I raised my right hand to free myself; but before I touched him, the sight of the man’s face close to mine made me drop my arm again. There was a speechless, breathless, frantic joy in it, that made all the blood in my veins stand still in a moment.

“Out with it!” I said. “Man alive, out with it, for God’s sake!”

His breath beat on my cheek in hot, quick, heavy gasps; but he could not utter a word. For a moment he let go of the mast (tightening his hold on me with the other arm) and pointed out westward—then slid heavily down on to the thwart behind us.

I looked westward, and saw that one of the two trustworthy men whom I had left at the helm was on his feet looking out westward, too. As the boat rose, I fixed my eyes on the strip of clear greenish sky in the west, and on the bright line of the sea just under it. The boat dipped again before I could see anything. I squeezed my eyelids together to get the water out of them, and when we rose again looked straight into the middle of the bright sea-line. My heart bounded as if it would choke me—my tongue felt like a cinder in my mouth—my knees gave way under me—I dropped down on to the thwart, and sobbed out, with a great effort, as if I had been dumb for weeks before, and had only that instant found my speech:

“A sail! a sail!”

The words were [instantly echoed] by the man in the stern-sheets.

“Sail, ho!” he screeches out, turning round on me and swinging his arms about his head like a madman.

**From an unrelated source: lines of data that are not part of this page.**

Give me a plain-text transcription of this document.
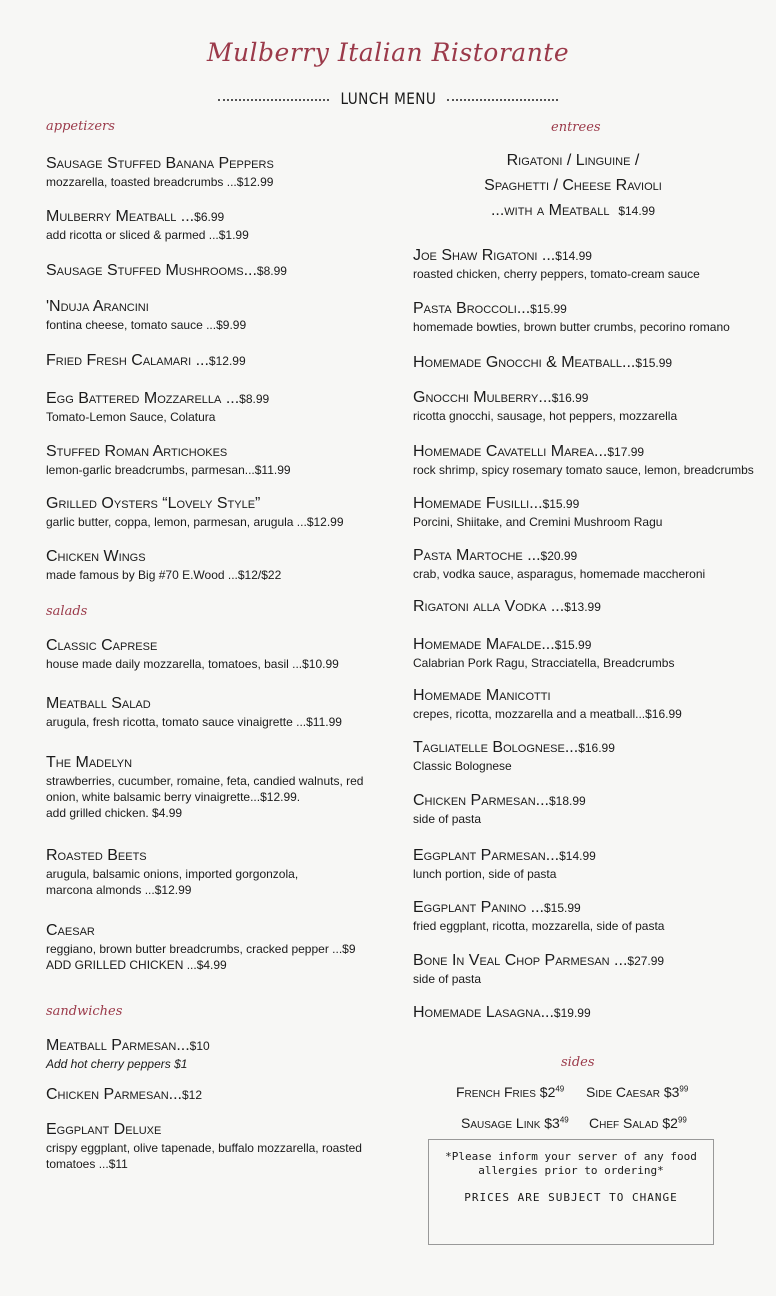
Mulberry Italian Ristorante
LUNCH MENU
appetizers
Sausage Stuffed Banana Peppers
mozzarella, toasted breadcrumbs ...$12.99
Mulberry Meatball ...$6.99
add ricotta or sliced & parmed ...$1.99
Sausage Stuffed Mushrooms...$8.99
'Nduja Arancini
fontina cheese, tomato sauce ...$9.99
Fried Fresh Calamari ...$12.99
Egg Battered Mozzarella ...$8.99
Tomato-Lemon Sauce, Colatura
Stuffed Roman Artichokes
lemon-garlic breadcrumbs, parmesan...$11.99
Grilled Oysters “Lovely Style”
garlic butter, coppa, lemon, parmesan, arugula ...$12.99
Chicken Wings
made famous by Big #70 E.Wood ...$12/$22
salads
Classic Caprese
house made daily mozzarella, tomatoes, basil ...$10.99
Meatball Salad
arugula, fresh ricotta, tomato sauce vinaigrette ...$11.99
The Madelyn
strawberries, cucumber, romaine, feta, candied walnuts, red
onion, white balsamic berry vinaigrette...$12.99.
add grilled chicken. $4.99
Roasted Beets
arugula, balsamic onions, imported gorgonzola,
marcona almonds ...$12.99
Caesar
reggiano, brown butter breadcrumbs, cracked pepper ...$9
ADD GRILLED CHICKEN ...$4.99
sandwiches
Meatball Parmesan...$10
Add hot cherry peppers $1
Chicken Parmesan...$12
Eggplant Deluxe
crispy eggplant, olive tapenade, buffalo mozzarella, roasted
tomatoes ...$11
entrees
Rigatoni / Linguine /
Spaghetti / Cheese Ravioli
...with a Meatball $14.99
Joe Shaw Rigatoni ...$14.99
roasted chicken, cherry peppers, tomato-cream sauce
Pasta Broccoli...$15.99
homemade bowties, brown butter crumbs, pecorino romano
Homemade Gnocchi & Meatball...$15.99
Gnocchi Mulberry...$16.99
ricotta gnocchi, sausage, hot peppers, mozzarella
Homemade Cavatelli Marea...$17.99
rock shrimp, spicy rosemary tomato sauce, lemon, breadcrumbs
Homemade Fusilli...$15.99
Porcini, Shiitake, and Cremini Mushroom Ragu
Pasta Martoche ...$20.99
crab, vodka sauce, asparagus, homemade maccheroni
Rigatoni alla Vodka ...$13.99
Homemade Mafalde...$15.99
Calabrian Pork Ragu, Stracciatella, Breadcrumbs
Homemade Manicotti
crepes, ricotta, mozzarella and a meatball...$16.99
Tagliatelle Bolognese...$16.99
Classic Bolognese
Chicken Parmesan...$18.99
side of pasta
Eggplant Parmesan...$14.99
lunch portion, side of pasta
Eggplant Panino ...$15.99
fried eggplant, ricotta, mozzarella, side of pasta
Bone In Veal Chop Parmesan ...$27.99
side of pasta
Homemade Lasagna...$19.99
sides
French Fries $\$2^{49}$ Side Caesar $\$3^{99}$
Sausage Link $\$3^{49}$ Chef Salad $\$2^{99}$
*Please inform your server of any food
allergies prior to ordering*
PRICES ARE SUBJECT TO CHANGE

This made three of our company who had seen the ship already, and that one fact was sufficient to remove all dread lest our eyes might have been deceiving us. The great fear now was, not that we were deluded, but that we might come to some serious harm through the excess of joy among the people; that is to say, among such of the people as still had the sense to feel and the strength to express what they felt. I must record in my own justification, after confessing that I lost command over myself altogether on the discovery of the sail, that I was the first who set the example of self-control. I was in a manner forced to this by the crew frantically [entreating me to lay-to] until we could make out what course the ship was steering—a proceeding which, with the sea then running, with the heavy lading of the boat, and with such feeble substitutes for mast and sail as we possessed, must have been attended with total destruction to us all. I tried to remind the men of this, but they were in such a transport—hugging each other round the neck, and crying and laughing all in a breath—that they were not fit to listen to reason. Accordingly, I myself went to the helm again, and chose the steadiest of my two men in the after-part of the boat, as a guard over the sheet, with instructions to use force, if necessary, toward any one who stretched out so much as a finger to it. The wind was rising every minute, and we had nothing for it but to scud, and be thankful to God’s mercy that we had sea-room to do it in.

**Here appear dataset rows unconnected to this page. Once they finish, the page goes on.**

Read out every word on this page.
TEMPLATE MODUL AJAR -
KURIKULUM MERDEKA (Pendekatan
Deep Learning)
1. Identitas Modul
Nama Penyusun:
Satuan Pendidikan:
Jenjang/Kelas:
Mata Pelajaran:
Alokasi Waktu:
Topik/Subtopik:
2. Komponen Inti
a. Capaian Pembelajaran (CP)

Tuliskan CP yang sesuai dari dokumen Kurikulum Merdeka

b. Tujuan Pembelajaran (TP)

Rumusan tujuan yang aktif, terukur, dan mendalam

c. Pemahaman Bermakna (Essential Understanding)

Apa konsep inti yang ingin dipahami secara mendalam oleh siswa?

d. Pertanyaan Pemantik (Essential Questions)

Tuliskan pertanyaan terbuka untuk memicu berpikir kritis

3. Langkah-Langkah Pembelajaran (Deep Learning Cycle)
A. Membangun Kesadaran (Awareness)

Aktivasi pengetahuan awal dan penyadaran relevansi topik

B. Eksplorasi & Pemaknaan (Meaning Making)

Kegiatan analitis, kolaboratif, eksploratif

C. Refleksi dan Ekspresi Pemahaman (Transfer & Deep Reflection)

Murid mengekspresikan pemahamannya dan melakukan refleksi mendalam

“It will be dark in an hour’s time, sir,” says the man left along with me when I took the helm again. “We have no light to show. The ship will pass us in the night. Lay-to, sir! For the love of Heaven, give us all a chance, and lay-to!” says he, and goes down on his knees before me, wringing his hands.

“Lay-to!” says I. “Lay-to, under a coat! Lay-to, in a boat like this, with the wind getting up a gale! A seaman like you talk in that way! Who have I got along here with me? Sailors who know their craft, or a pack of ’longshore lubbers, who ought to be turned adrift in a ferry-boat on a pond?” My heart was heavy enough, God knows, but I spoke out as loud as I could, in that light way, to try and shame the men back to their proper senses. I succeeded at least in restoring silence; and that was something in such a condition as ours.